Predicting motor, cognitive & functional impairment in Parkinson's

Abstract

Objective: We recently demonstrated that 998 features derived from a simple 7-minute smartphone test could distinguish between controls, people with Parkinson's and people with idiopathic Rapid Eye Movement sleep behavior disorder, with mean sensitivity/specificity values of 84.6-91.9%. Here, we investigate whether the same smartphone features can be used to predict future clinically relevant outcomes in early Parkinson's.

Methods: A total of 237 participants with Parkinson's (mean (SD) disease duration 3.5 (2.2) years) in the Oxford Discovery cohort performed smartphone tests in clinic and at home. Each test assessed voice, balance, gait, reaction time, dexterity, rest, and postural tremor. In addition, standard motor, cognitive and functional assessments and questionnaires were administered in clinic. Machine learning algorithms were trained to predict the onset of clinical outcomes provided at the next 18-month follow-up visit using baseline smartphone recordings alone. The accuracy of model predictions was assessed using 10-fold and subject-wise cross validation schemes.

Results: Baseline smartphone tests predicted the new onset of falls, freezing, postural instability, cognitive impairment, and functional impairment at 18 months. For all outcome predictions AUC values were greater than 0.90 for 10-fold cross validation using all smartphone features. Using only the 30 most salient features, AUC values greater than 0.75 were obtained.

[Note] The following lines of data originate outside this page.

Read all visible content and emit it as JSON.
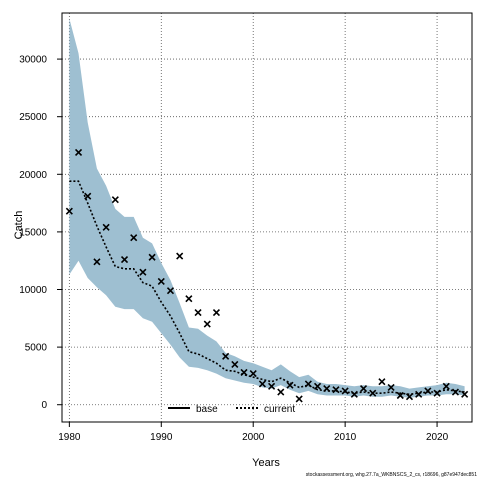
{
  "footer_text": "stockassessment.org, whg.27.7a_WKBNSCS_2_cs, r18696, g87e947dec851",
  "colors": {
    "band": "#9ebfd1",
    "line": "#000000",
    "grid": "#555555"
  },
  "chart_data": {
    "type": "line",
    "xlabel": "Years",
    "ylabel": "Catch",
    "xlim": [
      1979.2,
      2023.8
    ],
    "ylim": [
      -1500,
      34000
    ],
    "xticks": [
      1980,
      1990,
      2000,
      2010,
      2020
    ],
    "yticks": [
      0,
      5000,
      10000,
      15000,
      20000,
      25000,
      30000
    ],
    "grid": true,
    "legend": {
      "placement": "bottom-center",
      "entries": [
        {
          "label": "base",
          "style": "solid"
        },
        {
          "label": "current",
          "style": "dotted"
        }
      ]
    },
    "years": [
      1980,
      1981,
      1982,
      1983,
      1984,
      1985,
      1986,
      1987,
      1988,
      1989,
      1990,
      1991,
      1992,
      1993,
      1994,
      1995,
      1996,
      1997,
      1998,
      1999,
      2000,
      2001,
      2002,
      2003,
      2004,
      2005,
      2006,
      2007,
      2008,
      2009,
      2010,
      2011,
      2012,
      2013,
      2014,
      2015,
      2016,
      2017,
      2018,
      2019,
      2020,
      2021,
      2022,
      2023
    ],
    "estimate": [
      19400,
      19400,
      17500,
      15500,
      13700,
      12000,
      11800,
      11800,
      10600,
      10300,
      8900,
      7700,
      6200,
      4600,
      4400,
      4000,
      3600,
      3000,
      2900,
      2600,
      2400,
      2200,
      2000,
      2300,
      1900,
      1500,
      1700,
      1300,
      1200,
      1200,
      1100,
      1000,
      1100,
      1000,
      1000,
      1100,
      1000,
      900,
      1000,
      1100,
      1100,
      1300,
      1200,
      1100
    ],
    "lower": [
      11300,
      12500,
      11000,
      10200,
      9500,
      8500,
      8300,
      8300,
      7500,
      7200,
      6200,
      5200,
      4100,
      3300,
      3200,
      3000,
      2700,
      2300,
      2100,
      1900,
      1800,
      1500,
      1400,
      1700,
      1300,
      1000,
      1200,
      900,
      800,
      800,
      800,
      700,
      800,
      700,
      700,
      800,
      700,
      600,
      700,
      800,
      800,
      900,
      900,
      800
    ],
    "upper": [
      33500,
      30500,
      24500,
      20500,
      19000,
      17000,
      16300,
      16300,
      14500,
      14000,
      12300,
      10800,
      8800,
      6700,
      6600,
      6000,
      5500,
      4500,
      4200,
      3800,
      3600,
      3300,
      3000,
      3500,
      2900,
      2400,
      2600,
      2000,
      1800,
      1800,
      1700,
      1600,
      1700,
      1600,
      1600,
      1700,
      1600,
      1400,
      1500,
      1600,
      1700,
      1900,
      1800,
      1600
    ],
    "observed": [
      16800,
      21900,
      18100,
      12400,
      15400,
      17800,
      12600,
      14500,
      11500,
      12800,
      10700,
      9900,
      12900,
      9200,
      8000,
      7000,
      8000,
      4200,
      3500,
      2800,
      2700,
      1800,
      1600,
      1100,
      1700,
      500,
      1800,
      1600,
      1400,
      1300,
      1200,
      900,
      1400,
      1000,
      2000,
      1500,
      800,
      700,
      900,
      1200,
      1000,
      1600,
      1100,
      900
    ]
  }
}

Interpretation: We demonstrate the ability to predict key future clinical outcomes using a simple smartphone test. This work has the potential to introduce individualized predictions to routine care, helping to target interventions to those most likely to benefit, with the aim of improving their outcome.

Figure 1

Smartphone models. In the search for a scalable solution to the quantification of motor symptoms in Parkinson's, an Android based smartphone app was installed on a range of consumer grade smartphones that were used in clinic and provided to participants to take home. Participants also had the option of being sent a link to download the app onto their own Android smartphone. A specialized smartphone app was used to collect the raw accelerometer, microphone and screen data and was run alongside KitKat, Lollipop, Marshmallow, Nougat, and Oreo Android operating systems. The raw data from the app was encrypted, time‐stamped, and uploaded to a secure online server. The processing and analysis of the data was performed separately using computer‐based Matlab® software (R2018a; Mathworks®, USA). “Others” include: Samsung Galaxy Ace 4 SM‐G357FZ, Samsung Galaxy Ace 2 GT‐I8160, Samsung Galaxy S3 Mini GT‐I8200N, LG Optimus 3G CX670, Samsung Galaxy S III mini I8190, Samsung Galaxy J5 J500FN, Sony Xperia L C2105, Moto G LTE XT1039, Huawei Ascend G510, Samsung Galaxy S4 I9505.

Figure 2

Flow charts demonstrating the time windows whose recordings were included in the analyses of the future onset of (A) falls, (B) freezing, (C) postural instability, (D) cognitive impairment, (E) difficulty doing hobbies, and (F) need for help at home.

Figure 3

Receiver operating characteristic curves for classification by random forests in the prediction of the future onset of (A) falling, (B) freezing, (C) postural instability, (D) cognitive impairment, (E) difficulty doing hobbies and (F) the need for help. The diagonal dotted line corresponds to an AUC of 0.50 and indicates an uninformative model. The false positive rate (1‐specificity) is shown on the x axis and the true positive rate (sensitivity) is shown on the y axis.